Inequalities and rearrangements Some children are arranged in two rows, so that each child in the front row is taller than the child behind him in the back row. The children are now rearranged in increasing order in each row. Show that in the new arrangement  each child in the front row is taller than the child behind him.
Reformulation: consider two $n$-uples of (positive) numbers $(a_1, \ldots, a_n)$ and $(b_1, \ldots, b_n)$ such that $a_i \ge b_i$ for all $1\le i \le n$. If $(a'_1, \ldots, a'_n)$ and $(b'_1, \ldots, b'_n)$ are the increasing rearrangements of $(a_1, \ldots, a_n)$ respectively $(b_1, \ldots, b_n)$ then  $a'_i \ge b'_i$ for all $1\le i\le n$. 
I was told that the statement is obvious. Is it? It is fairly easy to see that $a'_1 \ge b'_1$, and also that $a'_n \ge b'_n$, but it does not seem obvious for other values of $i$. 
 A: Take the smallest child of the front row and the smallest child of the back  row (which clearly is the smallest of all childs) both "out of competition". Is it possible to rearrange the rest of the children in such a way that each child stays in the same row and again each child in the (new) front row is taller than the child behind him in the (new) back row? If so then you are done with induction. If the two children mentioned were allready originally in the same column then the answer is clearly "yes": all children (except the two that were taken out) take their original positions. If not then the situation is even more favourable. The child in the front and originally in the same column as the smallest child in the back will be taller than the smallest child in the front hence will be taller than the child behind the smallest child in the front. So these two children are placed in a column. The other children just take their original places.

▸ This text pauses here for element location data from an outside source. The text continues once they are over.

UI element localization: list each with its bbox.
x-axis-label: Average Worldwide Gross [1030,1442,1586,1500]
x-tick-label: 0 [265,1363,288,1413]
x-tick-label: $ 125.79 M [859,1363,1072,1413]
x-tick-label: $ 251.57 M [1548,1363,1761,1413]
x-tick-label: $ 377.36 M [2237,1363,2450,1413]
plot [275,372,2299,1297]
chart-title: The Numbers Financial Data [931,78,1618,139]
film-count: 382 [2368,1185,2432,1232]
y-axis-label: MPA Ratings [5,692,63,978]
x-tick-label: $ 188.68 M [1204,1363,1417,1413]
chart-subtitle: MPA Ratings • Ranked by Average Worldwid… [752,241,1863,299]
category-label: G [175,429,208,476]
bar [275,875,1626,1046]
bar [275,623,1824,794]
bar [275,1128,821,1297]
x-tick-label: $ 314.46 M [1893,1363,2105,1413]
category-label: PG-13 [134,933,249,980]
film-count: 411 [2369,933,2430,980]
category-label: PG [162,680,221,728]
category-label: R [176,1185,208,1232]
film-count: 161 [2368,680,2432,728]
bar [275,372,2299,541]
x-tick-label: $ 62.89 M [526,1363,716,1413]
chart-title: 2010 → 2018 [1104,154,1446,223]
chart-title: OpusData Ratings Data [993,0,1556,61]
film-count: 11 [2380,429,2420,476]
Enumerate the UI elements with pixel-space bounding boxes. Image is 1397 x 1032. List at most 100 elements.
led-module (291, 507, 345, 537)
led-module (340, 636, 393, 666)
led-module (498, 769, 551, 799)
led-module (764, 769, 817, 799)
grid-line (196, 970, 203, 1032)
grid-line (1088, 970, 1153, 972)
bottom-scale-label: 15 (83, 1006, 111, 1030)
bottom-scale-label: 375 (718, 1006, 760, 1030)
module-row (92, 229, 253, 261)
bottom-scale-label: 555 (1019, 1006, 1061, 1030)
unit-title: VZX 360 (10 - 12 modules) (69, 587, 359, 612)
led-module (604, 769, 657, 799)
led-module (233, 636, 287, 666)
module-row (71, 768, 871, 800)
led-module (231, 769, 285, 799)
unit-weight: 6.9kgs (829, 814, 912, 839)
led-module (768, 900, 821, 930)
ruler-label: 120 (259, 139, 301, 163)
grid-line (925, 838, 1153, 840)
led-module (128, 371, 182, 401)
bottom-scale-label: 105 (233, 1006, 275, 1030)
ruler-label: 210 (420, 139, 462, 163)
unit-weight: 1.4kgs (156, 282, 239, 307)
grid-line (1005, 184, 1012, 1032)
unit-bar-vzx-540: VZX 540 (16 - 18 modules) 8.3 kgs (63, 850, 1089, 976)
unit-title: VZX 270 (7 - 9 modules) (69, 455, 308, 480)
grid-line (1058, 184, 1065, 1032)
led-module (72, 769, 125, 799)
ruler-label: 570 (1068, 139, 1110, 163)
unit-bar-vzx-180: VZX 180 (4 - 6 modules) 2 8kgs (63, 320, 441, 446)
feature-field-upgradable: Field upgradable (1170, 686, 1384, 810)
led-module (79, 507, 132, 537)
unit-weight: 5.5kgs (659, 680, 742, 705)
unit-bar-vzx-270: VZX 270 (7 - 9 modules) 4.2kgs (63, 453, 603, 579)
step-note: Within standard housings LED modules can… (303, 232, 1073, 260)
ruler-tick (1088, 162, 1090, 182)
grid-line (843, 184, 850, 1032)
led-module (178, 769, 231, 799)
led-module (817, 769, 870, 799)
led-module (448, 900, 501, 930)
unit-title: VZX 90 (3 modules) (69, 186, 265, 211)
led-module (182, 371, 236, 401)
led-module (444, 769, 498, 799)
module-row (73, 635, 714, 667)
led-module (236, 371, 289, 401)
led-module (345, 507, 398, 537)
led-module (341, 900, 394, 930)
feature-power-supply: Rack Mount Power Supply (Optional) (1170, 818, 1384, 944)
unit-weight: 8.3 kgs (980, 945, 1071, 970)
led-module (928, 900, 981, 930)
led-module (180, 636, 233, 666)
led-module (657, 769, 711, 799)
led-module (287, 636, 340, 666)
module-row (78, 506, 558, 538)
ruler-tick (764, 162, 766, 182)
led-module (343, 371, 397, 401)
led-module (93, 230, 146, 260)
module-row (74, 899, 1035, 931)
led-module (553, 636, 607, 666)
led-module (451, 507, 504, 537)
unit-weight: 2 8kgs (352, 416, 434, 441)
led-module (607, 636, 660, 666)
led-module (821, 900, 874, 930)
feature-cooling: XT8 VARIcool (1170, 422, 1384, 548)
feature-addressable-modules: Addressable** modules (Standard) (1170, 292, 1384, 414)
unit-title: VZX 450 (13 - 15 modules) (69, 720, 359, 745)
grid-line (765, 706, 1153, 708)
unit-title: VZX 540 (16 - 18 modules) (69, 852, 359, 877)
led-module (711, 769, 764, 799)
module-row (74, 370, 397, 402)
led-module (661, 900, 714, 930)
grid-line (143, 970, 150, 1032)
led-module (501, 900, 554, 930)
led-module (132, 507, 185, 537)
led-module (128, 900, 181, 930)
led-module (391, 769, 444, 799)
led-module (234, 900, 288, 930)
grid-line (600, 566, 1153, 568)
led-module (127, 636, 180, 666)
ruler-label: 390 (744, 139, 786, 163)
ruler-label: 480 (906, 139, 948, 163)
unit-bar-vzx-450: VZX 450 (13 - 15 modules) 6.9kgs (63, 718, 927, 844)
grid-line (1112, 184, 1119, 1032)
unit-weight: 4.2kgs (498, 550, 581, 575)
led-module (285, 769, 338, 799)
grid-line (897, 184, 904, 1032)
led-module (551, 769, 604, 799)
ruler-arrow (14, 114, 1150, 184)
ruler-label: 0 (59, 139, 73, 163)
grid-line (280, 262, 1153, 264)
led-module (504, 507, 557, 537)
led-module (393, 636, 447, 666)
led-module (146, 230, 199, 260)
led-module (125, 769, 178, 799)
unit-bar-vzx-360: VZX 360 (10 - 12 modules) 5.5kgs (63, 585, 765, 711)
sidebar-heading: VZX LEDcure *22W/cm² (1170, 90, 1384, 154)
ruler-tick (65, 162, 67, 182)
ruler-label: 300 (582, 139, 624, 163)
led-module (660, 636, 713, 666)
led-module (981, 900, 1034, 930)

A: Look at it inductively.  The shortest kid in the front ($a'_1$) is clearly taller than the shortest kid in back ($b'_1$) . Why?  Well, $a'_1$ was taller than some kid in back and that kid had to be at least as tall as $b'_1$.
Now, suppose (inductively) that we are done for the first $i-1$ kids.  Look at the original configuration.  If $a'_1, ...a'_{i-1}$ originally were in front of the list $b'_1, ...b'_{i-1}$ (in any order) then clearly the kid $a'_i$ was originally in front of someone no shorter than $b'_i$.  Alternatively, suppose that at least one of $a'_1, ...a'_{i-1}$ was in front of some b other than one of $b'_1, ...b'_{i-1}$.  But that would mean that there were more than $i-1$ kids in the back row shorter than $a'_{i-1}$ which means that $b'_i < a'_{i-1} < a'_i$ as desired.
A: If ${\max\,}_l\> a_l=a_j$ and ${\max\,}_l\> b_l=b_j$ for the same $j$ then just make the pair $\left[\matrix{ a_j\cr b_j\cr}\right]$ the last pair of the line. If ${\max\,}_l\> a_l=a_j$ and ${\max\,}_l\> b_l=b_k$ with $j\ne k$ then we have the chain of inequalities
$$a_j\geq a_k\geq b_k\geq b_j\ .$$
We then make $\left[\matrix{ a_j\cr b_k\cr}\right]$ the last pair and $\left[\matrix{ a_k\cr b_j\cr}\right]$ the (temporary) first pair of the line. In both cases the first $n-1$ resulting pairs form an admissible instance of the problem with $n$ replaced by $n-1$.